Extract

Staged amidst the picturesque setting of New College, Oxford, and celebrating its 14th year, the annual Oxford Dance Symposium took place on 17–18 April 2012 organized by Michael Burden, Dean of New College, and Jennifer Thorp, College Archivist. Originally designed as a forum to explore different aspects of 18th-century dance, with particular reference to its musical, theatrical, literary and social contexts, the theme of this year’s symposium, ‘Dancing in the theatre of Europe in the long 18th century’, remained faithful to this foundational premise. Addressing topics as diverse as dance music in the theatre, the performance of dance in opera, the development of dance costumes, stage design, stylistic nuances of dance and dance iconography, the programme provided a rich array of papers and perspectives for an equally diverse audience of well-established scholars, dance practitioners and graduate students.

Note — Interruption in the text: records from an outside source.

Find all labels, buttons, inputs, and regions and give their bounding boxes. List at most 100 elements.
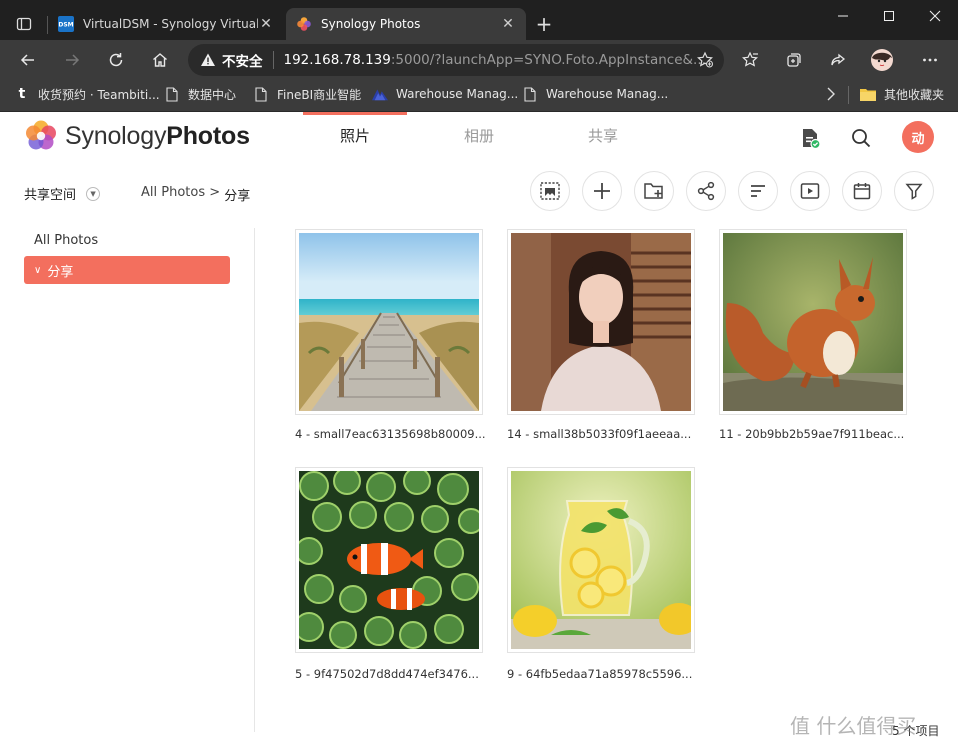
sidebar-item-share[interactable]: ∨ 分享	[24, 256, 230, 284]
share-page-button[interactable]	[822, 44, 854, 76]
photo-portrait-woman	[511, 233, 691, 411]
sidebar-divider	[254, 228, 255, 732]
bookmarks-overflow-button[interactable]	[826, 80, 836, 108]
bookmark-teambition[interactable]: t 收货预约 · Teambiti...	[14, 80, 160, 108]
folder-icon	[860, 86, 876, 102]
breadcrumb: All Photos > 分享	[141, 185, 250, 204]
sidebar-item-all-photos[interactable]: All Photos	[34, 233, 98, 248]
synology-photos-logo-icon	[26, 120, 56, 150]
calendar-icon	[853, 183, 871, 200]
profile-avatar-icon	[871, 49, 893, 71]
close-icon	[929, 10, 941, 22]
forward-button[interactable]	[56, 44, 88, 76]
tab-albums[interactable]: 相册	[427, 112, 531, 160]
tab-actions-button[interactable]	[8, 8, 40, 40]
add-folder-icon	[644, 183, 663, 199]
page-icon	[253, 86, 269, 102]
add-favorite-icon[interactable]	[696, 51, 714, 73]
tab-actions-icon	[16, 17, 32, 31]
maximize-button[interactable]	[866, 0, 912, 32]
bookmark-data-center[interactable]: 数据中心	[164, 80, 236, 108]
home-icon	[153, 53, 167, 67]
photo-caption: 14 - small38b5033f09f1aeeaa...	[507, 427, 692, 441]
not-secure-label: 不安全	[222, 54, 263, 70]
favorites-button[interactable]	[734, 44, 766, 76]
photo-caption: 9 - 64fb5edaa71a85978c5596...	[507, 667, 693, 681]
other-bookmarks-folder[interactable]: 其他收藏夹	[860, 80, 944, 108]
add-button[interactable]	[582, 171, 622, 211]
app-name: SynologyPhotos	[65, 121, 250, 150]
more-dots-icon	[923, 58, 937, 62]
photo-clownfish-anemone	[299, 471, 479, 649]
breadcrumb-current: 分享	[224, 189, 251, 204]
select-button[interactable]	[530, 171, 570, 211]
photo-red-squirrel	[723, 233, 903, 411]
bookmark-separator	[848, 86, 849, 104]
back-arrow-icon	[20, 54, 34, 66]
photo-thumbnail[interactable]	[719, 229, 907, 415]
bookmark-warehouse-1[interactable]: Warehouse Manag...	[372, 80, 518, 108]
bookmark-label: 其他收藏夹	[884, 87, 945, 102]
url-rest: :5000/?launchApp=SYNO.Foto.AppInstance&.…	[390, 52, 706, 68]
slideshow-button[interactable]	[790, 171, 830, 211]
address-bar[interactable]: 不安全 192.168.78.139 :5000/?launchApp=SYNO…	[188, 44, 724, 76]
refresh-button[interactable]	[100, 44, 132, 76]
search-button[interactable]	[845, 122, 877, 154]
chevron-down-icon: ▼	[86, 186, 101, 201]
tab-photos[interactable]: 照片	[303, 112, 407, 160]
filter-button[interactable]	[894, 171, 934, 211]
bookmark-label: FineBI商业智能	[277, 87, 362, 102]
timeline-button[interactable]	[842, 171, 882, 211]
search-icon	[852, 129, 871, 148]
bookmark-label: Warehouse Manag...	[546, 87, 669, 101]
share-icon	[831, 53, 846, 66]
watermark: 值 什么值得买	[790, 714, 917, 738]
close-tab-icon[interactable]: ✕	[500, 16, 516, 32]
minimize-button[interactable]	[820, 0, 866, 32]
photo-thumbnail[interactable]	[295, 229, 483, 415]
more-menu-button[interactable]	[914, 44, 946, 76]
favorites-star-icon	[742, 51, 758, 67]
breadcrumb-root[interactable]: All Photos	[141, 185, 205, 204]
bookmark-label: 数据中心	[188, 87, 237, 102]
warning-icon	[201, 53, 215, 66]
photo-thumbnail[interactable]	[507, 467, 695, 653]
address-separator	[272, 51, 274, 69]
bookmark-finebi[interactable]: FineBI商业智能	[253, 80, 361, 108]
dsm-icon: DSM	[58, 16, 74, 32]
tab-virtualdsm[interactable]: DSM VirtualDSM - Synology VirtualDSM ✕	[48, 8, 284, 40]
bookmark-label: Warehouse Manag...	[396, 87, 519, 101]
page-icon	[164, 86, 180, 102]
tab-shared[interactable]: 共享	[551, 112, 655, 160]
photo-caption: 4 - small7eac63135698b80009...	[295, 427, 485, 441]
tab-title: Synology Photos	[321, 17, 421, 31]
photo-caption: 5 - 9f47502d7d8dd474ef3476...	[295, 667, 479, 681]
new-tab-button[interactable]: +	[532, 12, 556, 36]
forward-arrow-icon	[66, 54, 80, 66]
profile-avatar[interactable]	[866, 44, 898, 76]
page-icon	[522, 86, 538, 102]
filter-funnel-icon	[905, 183, 923, 200]
shared-space-selector[interactable]: 共享空间 ▼	[24, 184, 101, 203]
sidebar-item-label: 分享	[47, 264, 74, 280]
collections-button[interactable]	[778, 44, 810, 76]
task-status-button[interactable]	[794, 122, 826, 154]
share-button[interactable]	[686, 171, 726, 211]
new-folder-button[interactable]	[634, 171, 674, 211]
tab-synology-photos[interactable]: Synology Photos ✕	[286, 8, 526, 40]
sort-icon	[751, 185, 765, 197]
close-window-button[interactable]	[912, 0, 958, 32]
home-button[interactable]	[144, 44, 176, 76]
photo-thumbnail[interactable]	[507, 229, 695, 415]
maximize-icon	[884, 11, 894, 21]
breadcrumb-separator: >	[205, 185, 225, 200]
close-tab-icon[interactable]: ✕	[258, 16, 274, 32]
bookmark-warehouse-2[interactable]: Warehouse Manag...	[522, 80, 668, 108]
app-logo[interactable]: SynologyPhotos	[24, 118, 250, 154]
back-button[interactable]	[12, 44, 44, 76]
t-icon: t	[18, 86, 26, 102]
sort-button[interactable]	[738, 171, 778, 211]
photo-thumbnail[interactable]	[295, 467, 483, 653]
browser-tab-bar: DSM VirtualDSM - Synology VirtualDSM ✕ S…	[0, 0, 958, 40]
user-avatar[interactable]: 动	[902, 121, 934, 153]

Seventeen papers were presented over the course of two days and were divided into five sessions based on the general thematic categories of characterization and style in dance, cultivating dance spectacle; literary and iconographic considerations; dance philosophy; the history of pantomime; and costume. The symposium opened with an engaging paper by Anne Daye on the expression of character and action in dance on the English stage. By examining dance instances across the 17th century, Daye established a link between early characterization of action in the Stuart anti-masque tradition and later grotesque styles on the 18th-century London stage. Domenico Pietropaolo’s paper further explored ideas of the development of style by discussing the theories of the Italian playwright Pier Jacopo Martello and his differentiation of distinct national styles of dance.